The provenance of the amendment stems from the important discussions we had in Grand Committee. We are talking about the important subject of child poverty, and the general public appreciate clearly the direct connection between child poverty and malnutrition.

Malnutrition is a subject that I have come to quite recently. It was the noble Lord, Lord Rea, and the noble Baroness, Lady Finlay, and reflecting upon their very powerful speeches in Committee that made me go away and look again at its significance and the direct relationship between malnutrition and child poverty. It is that that promoted the idea that it worth spending a moment or two on Report on the issue.

I do not want to make a long speech, but I now believe, with all the passion I can muster, that babies that are underweight at birth are, by definition, disadvantaged. All the statistics show that they are immediately part of a group that is, almost inevitably, heading for disadvantage in later life. That is an essential part of the intergenerational poverty that the Bill seeks to address. If we do not think carefully about what can be done in the Bill, against that background, we will be missing an opportunity.
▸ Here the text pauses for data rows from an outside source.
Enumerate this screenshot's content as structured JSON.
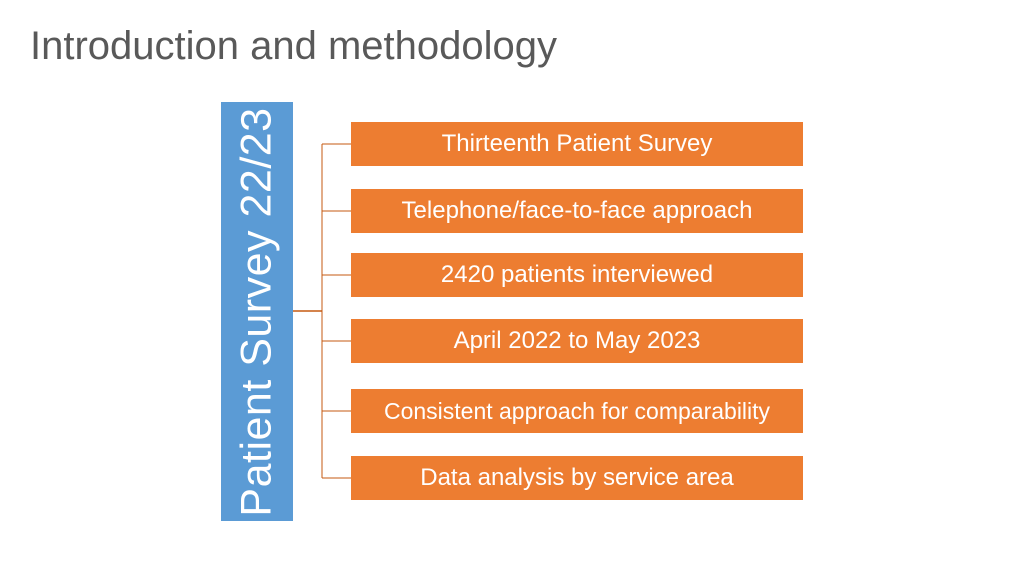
{
  "slide": {
    "title": "Introduction and methodology"
  },
  "diagram": {
    "root_label": "Patient Survey 22/23",
    "root_color": "#5b9bd5",
    "item_color": "#ed7d31",
    "connector_color": "#c55a11",
    "items": [
      {
        "label": "Thirteenth Patient Survey"
      },
      {
        "label": "Telephone/face-to-face approach"
      },
      {
        "label": "2420 patients interviewed"
      },
      {
        "label": "April 2022 to May 2023"
      },
      {
        "label": "Consistent approach for comparability"
      },
      {
        "label": "Data analysis by service area"
      }
    ]
  }
}
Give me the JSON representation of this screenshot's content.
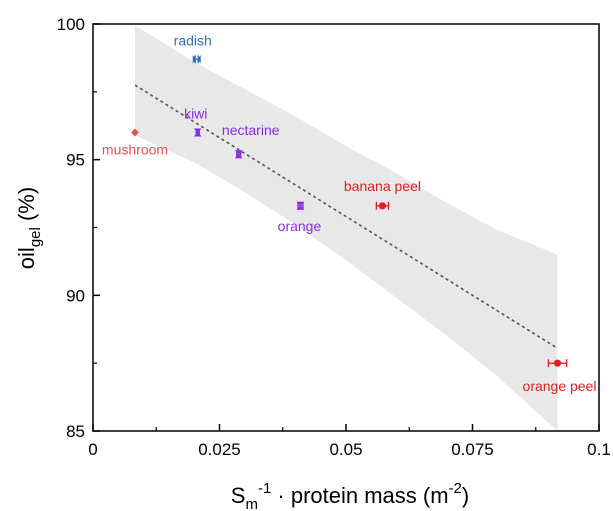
{
  "chart_data": {
    "type": "scatter",
    "xlabel": {
      "base": "S",
      "sub": "m",
      "sup": "-1",
      "rest": " · protein mass (m",
      "rest_sup": "-2",
      "tail": ")"
    },
    "ylabel": {
      "base": "oil",
      "sub": "gel",
      "tail": " (%)"
    },
    "xlim": [
      0,
      0.1
    ],
    "ylim": [
      85,
      100
    ],
    "x_ticks": [
      0,
      0.025,
      0.05,
      0.075,
      0.1
    ],
    "x_tick_labels": [
      "0",
      "0.025",
      "0.05",
      "0.075",
      "0.1"
    ],
    "y_ticks": [
      85,
      90,
      95,
      100
    ],
    "y_tick_labels": [
      "85",
      "90",
      "95",
      "100"
    ],
    "grid": false,
    "points": [
      {
        "label": "radish",
        "x": 0.0205,
        "y": 98.7,
        "xerr": 0.0003,
        "color": "#2f6fc0",
        "marker": "bowtie-h"
      },
      {
        "label": "kiwi",
        "x": 0.0207,
        "y": 96.0,
        "xerr": 0.0003,
        "color": "#8a2be2",
        "marker": "bowtie-v"
      },
      {
        "label": "mushroom",
        "x": 0.0083,
        "y": 96.0,
        "xerr": 0.0,
        "color": "#e05555",
        "marker": "diamond"
      },
      {
        "label": "nectarine",
        "x": 0.0288,
        "y": 95.2,
        "xerr": 0.0004,
        "color": "#8a2be2",
        "marker": "bowtie-v"
      },
      {
        "label": "orange",
        "x": 0.041,
        "y": 93.3,
        "xerr": 0.0005,
        "color": "#8a2be2",
        "marker": "bowtie-v"
      },
      {
        "label": "banana peel",
        "x": 0.0572,
        "y": 93.3,
        "xerr": 0.0012,
        "color": "#e02020",
        "marker": "circle"
      },
      {
        "label": "orange peel",
        "x": 0.0918,
        "y": 87.5,
        "xerr": 0.0018,
        "color": "#e02020",
        "marker": "circle"
      }
    ],
    "fit_line": {
      "x": [
        0.0083,
        0.0918
      ],
      "y": [
        97.75,
        88.05
      ],
      "style": "dotted",
      "color": "#555555"
    },
    "confidence_band": {
      "color": "#e8e8e8",
      "upper": [
        [
          0.0083,
          99.95
        ],
        [
          0.02,
          98.6
        ],
        [
          0.03,
          97.6
        ],
        [
          0.04,
          96.6
        ],
        [
          0.05,
          95.5
        ],
        [
          0.06,
          94.5
        ],
        [
          0.07,
          93.4
        ],
        [
          0.08,
          92.4
        ],
        [
          0.0918,
          91.5
        ]
      ],
      "lower": [
        [
          0.0918,
          85.0
        ],
        [
          0.08,
          87.0
        ],
        [
          0.07,
          88.5
        ],
        [
          0.06,
          89.9
        ],
        [
          0.05,
          91.3
        ],
        [
          0.04,
          92.6
        ],
        [
          0.03,
          93.8
        ],
        [
          0.02,
          94.9
        ],
        [
          0.0083,
          95.9
        ]
      ]
    }
  }
}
I am struck by the recent improvements in nutritional science, which is getting very much better at diagnosing and suggesting remedies and methods of dealing with malnutrition, and the developments that are now available. There is a very clear relationship and link-even as a layperson, I can see it-between diet and underdevelopment; underdevelopment not just in terms of health, but in terms of socio-economic background, well-being in the broadest sense, education and a whole range of other factors. Children learn to be poor by the time they are three or four years of age and therefore, if that is true and if we can determine-as we can very easily-that children who are born underweight are subject and susceptible to being in that position, we are derelict in our duty if we do not do something about that.

My Amendment 11 is easier for the Government to accept than Amendment 23, which also stands in my name. Since the Minister was very generous in accepting a Conservative amendment earlier, I think it is only fair that, in the course of an eight-hour debate, he is equal handed. This may be his moment.